Uma importante exceção na representação da guerra surge de forma marcante na obra de Pablo Picasso – em 1937 ele pintou “Guernica”, sob o impacto de um dos massacres na Guerra Civil, que foi a destruição por bombardeios na pequena cidade de Guernica, criando uma obra monumental que tornou-se uma referência como o manifesto de maior impacto contra a violência do século 20. “Guernica”, a obra original, não foi cedida à Bienal de Pontevedra. Em 1981, ela foi transferida do Museu de Arte Moderna de Nova York para Espanha e permanece no Museu Rainha Sofia, em Madri, mas está presente na bienal na forma de homenagem, com uma recriação feita por uma artista do México, Fritzia Irizar, que produziu uma réplica da pintura original, feita em escala 1:1, sobre a qual foi apresentada uma performance de arte viva.

Na abertura da bienal, 
Fritzia Irizar disparou em direção à réplica de "Guernica" milhares de recortes com retratos das vítimas de massacres recentes em cidades da Palestina, da Síria, da Ucrânia, e os retratos terminaram afixados à tela que havia sido recoberta com cola de secagem rápida, gerando um efeito que oscila entre o festivo e o trágico. A homenagem a "Guernica" destaca a urgência para não esquecermos as lições do passado, provocando reflexões tanto sobre o sofrimento e o desespero de populações inteiras como sobre a banalização cotidiana da violência na cultura visual contemporânea.   

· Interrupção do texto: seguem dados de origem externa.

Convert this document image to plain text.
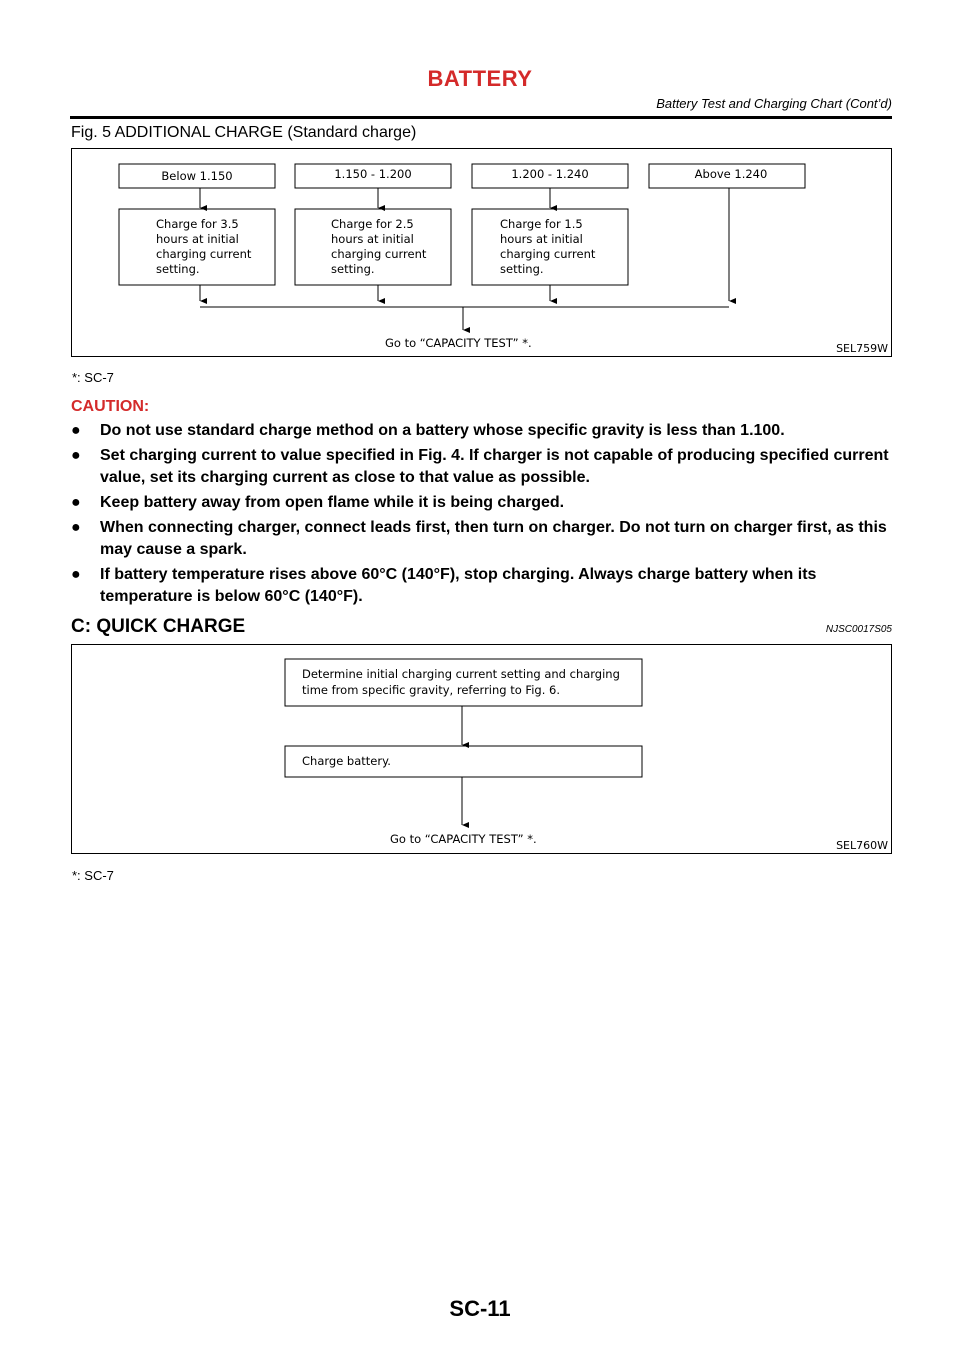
BATTERY
Battery Test and Charging Chart (Cont’d)
Fig. 5 ADDITIONAL CHARGE (Standard charge)
Below 1.150	1.150 - 1.200	1.200 - 1.240	Above 1.240
Charge for 3.5
hours at initial
charging current
setting.
Charge for 2.5
hours at initial
charging current
setting.
Charge for 1.5
hours at initial
charging current
setting.
Go to “CAPACITY TEST” *.	SEL759W
*: SC-7
CAUTION:
● Do not use standard charge method on a battery whose specific gravity is less than 1.100.
● Set charging current to value specified in Fig. 4. If charger is not capable of producing specified current value, set its charging current as close to that value as possible.
● Keep battery away from open flame while it is being charged.
● When connecting charger, connect leads first, then turn on charger. Do not turn on charger first, as this may cause a spark.
● If battery temperature rises above 60°C (140°F), stop charging. Always charge battery when its temperature is below 60°C (140°F).
C: QUICK CHARGE	NJSC0017S05
Determine initial charging current setting and charging
time from specific gravity, referring to Fig. 6.
Charge battery.
Go to “CAPACITY TEST” *.	SEL760W
*: SC-7
SC-11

Outra exceção importante na representação dos cenários e das consequências da guerra, mas no século 19, vem de outro artista espanhol, Francisco de Goya, cujas obras estão presentes na bienal. Entre 1810 e 1815, Goya criou “Los Desastres de la Guerra”, uma série de 82 desenhos e gravuras que são referenciais pelo que retratam brutalmente tanto em evidências realistas como em metáforas e símbolos sobre a violência da guerra, tendo como tema e cenário a resistência espanhola à invasão das tropas de Napoleão. A série de Goya, não por acaso, fornece argumentos para Susan Sontag em “Diante da dor dos outros” e também surge como um fio condutor dos múltiplos recortes que guiaram a curadoria da bienal na seleção dos 60 artistas e das 400 obras em exposição.


















         



Bienal das imagens de guerra: no alto, "Guernica",
a obra monumental de Pablo Picasso, fotografada
por 
Francisco Seco em 2017 no Museu Rainha Sofia,
em Madri; e 
a recriação da obra pela artista do México,
Fritzia Irizar, na tela inteira e no detalhe, com as
fotografias recortadas e afixadas de milhares de
vítimas de massacres contemporâneos. Acima,
uma das gravuras originais da série
Os desastres da guerra, do mestre espanhol
Francisco de Goya (1746-1828).


Abaixo, “Naves Espaciais” (Astronauta), pintura
em técnica mista de 2024 de artista da Rússia,
Taisia Korotkova, peça da série Reconstrução;
uma imagem da série de projeções em técnica
mista "Ecologia invisível", do artista indígena
brasileiro Denilson Baniwa, uma alegoria sobre
o equilíbrio natural que tem sido violado pela
guerra cotidiana de humanos contra animais e
plantas; e “Medo”, instalação multimídia criada
a partir de uma histórias em quadrinhos de 1948,
obra do artista espanhol Antoni Muntadas
que denuncia a normalização das guerras
na imprensa e na cultura popular.

No final da página, "Casa" e "Tanque russo",
intervenções em slides de “ativismo poético”
do artista de Cuba, Dagoberto Rodriguez, um
dos fundadores de Los Carpinteros, coletivo de
artistas cubanos que usa humor e ironia para
abordar questões políticas sobre as guerras,
as migrações humanas e as mudanças climáticas












É quase inevitável associar os cenários violentos da série de Goya ao olhar de fotógrafos presentes na bienal com registros de guerras desde o começo do século 20, seja na Segunda República, na Primeira Guerra Mundial, na Guerra Civil ou na Ditadura Franquista, na Segunda Guerra ou nos conflitos intermináveis da segunda metade do século 20 até o presente em diversas nacionalidades. Há alguns nomes célebres, especialmente na cobertura dos combates durante a Guerra Civil na Espanha, na década de 1930, com destaque para o húngaro Endre Ernő Friedmann (1913-1954), que se tornou uma figura lendária sob o pseudônimo de Robert Capa; os alemães Erich Andres (1905-1992), Walter Reuter (1906-2005) e Gerda Taro (1910-1937); a húngara Kati Horna (1912-2000); o uruguaio Pau Lluis Torrents (1891-1966); os espanhóis Martín Santos Yubero (1903-1994) e Agustí Centelles (1909-1985); o francês Albert-Louis Deschamps (1889-1972) e o polonês Emil Vedin (1912-2001), entre outros.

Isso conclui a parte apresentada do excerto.